Des médias à l’étranger, parmi lesquels le New York Times, ont diffusé des extraits de trois heures d’entretien entre Javad Zarif et l’économiste Saeed Leylaz, un proche du président Rohani. «Dans la République islamique, le champ militaire règne. J’ai sacrifié la diplomatie au (profit) du champ militaire», alors que ce dernier doit être «au service de la diplomatie», regrette le ministre des Affaires étrangères, principal négociateur de l’accord nucléaire international de 2015 avec les grandes puissances.

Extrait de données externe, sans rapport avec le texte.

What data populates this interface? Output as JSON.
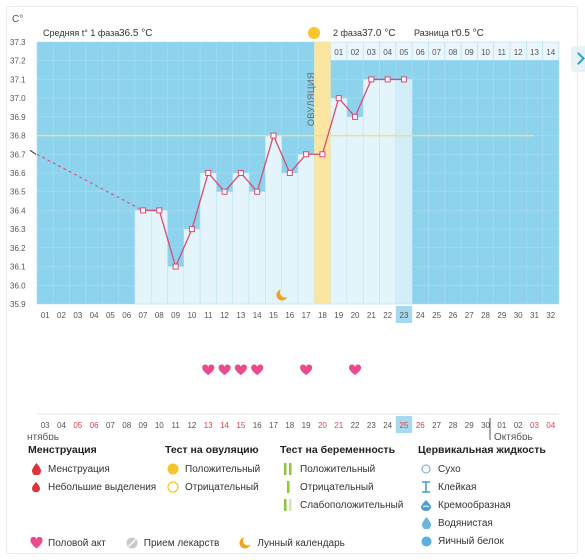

Javad Zarif dénonce l’omniprésence des gardiens de la révolution et du chef de leur Force al-Qods, bras armé de l’Iran au Moyen-Orient, Qassem Soleimani, assassiné le 3 janvier 2020 à Bagdad sur ordre de Donald Trump. Il reproche à Soleimani de s’être rendu à Moscou peu après la signature de l’accord de 2015 en vue de le faire capoter avec la complicité de la Russie.
Crise à Téhéran
Zarif reconnaît qu’avant l’intervention américaine en Irak, en 2003, il travaillait harmonieusement avec Qassem Soleimani. Mais il reproche à ce dernier d’avoir autorisé des avions russes à survoler l’Iran pour bombarder la Syrie, transféré de l’équipement militaire et déployé des hommes en armes en Syrie dans des avions de la compagnie nationale Iran Air, à l’insu du gouvernement. Bref, d’avoir «saboté» à de nombreuses reprises l’action de la diplomatie. Autant de décisions qui étaient pour la plupart connues, mais dont la divulgation par un officiel iranien suscite une crise à Téhéran.
«Les journaux conservateurs sont très durs contre M. Zarif, qu’ils décrivent comme un traître qui doit aller en prison», confie au Figaro Farid Vahid, expert de l’Iran à la Fondation Jean-Jaurès. Des voix se sont déjà élevées pour réclamer la démission de M. Zarif.
Qui a «balancé» Javad Zarif? Une copie de l’audio a fuité auprès d’Iran International, une chaîne de télévision proche de l’opposition basée à Londres, qui révéla l’affaire, avant de la partager avec le New York Times.
Les trois heures d’entretien de M. Zarif avec Saeed Leylaz, qui était injoignable mardi, n’étaient pas destinées à être publiées. «Il s’agit d’enregistrements appelés en persan “Histoires orales” que le ministère des Affaires étrangères conserve dans ses archives», explique Farid Vahid.
À qui profite le crime? Pas forcément aux ennemis conservateurs de Javad Zarif. Certes, dans un premier temps, alors que son adjoint Abbas Araghchi négocie à Vienne avec les grandes puissances le retour de l’Iran dans l’accord nucléaire de 2015 duquel s’étaient retirés les États-Unis, cette affaire discrédite d’une certaine manière la parole iranienne. Mais nul n’ignore que ce ne sont pas les diplomates iraniens qui, in fine, décident, mais le guide suprême, l’ayatollah Ali Khamenei. Or celui-ci a donné son accord aux discussions de Vienne.
Dernier espoir de réforme
«Les adversaires de M. Zarif ont voulu enterrer sa candidature à la présidentielle», écrit sur Twitter le chercheur Mohammad Ali Shabani, qui doute cependant de l’efficacité de cette tactique. Selon lui, ces fuites pourraient au contraire remobiliser un électorat désabusé, qui voit en M. Zarif l’un des derniers espoirs pour réformer l’Iran. «Critiquer la Russie et les gardiens de la révolution est largement partagé par la population, explique-t-il. En plus, il dit qu’au final, les gardiens n’ont pas pu toujours réussir dans leurs actions comme après l’accord de 2015, il montre donc qu’ils ne sont pas tout-puissants.» Bref, conclut M. Shabani, «ces fuites bénéficient au candidat Zarif, moins au ministre des Affaires étrangères».
Une chose est sûre: les coups bas préélectoraux sont lancés. Le conseil des gardiens de la Constitution a jusqu’au 26 mai pour valider les candidatures à la présidentielle. M. Zarif n’a encore rien dit de ses réelles intentions. «D’ici là, un préaccord ne sera probablement pas négocié à Vienne», confiait avant ces fuites un expert au fait des discussions. «Il s’agit, ajoutait-il, d’empêcher que M. Zarif capitalise sur cette avancée et se présente.» Cet ultime coup bas pourrait produire l’effet inverse.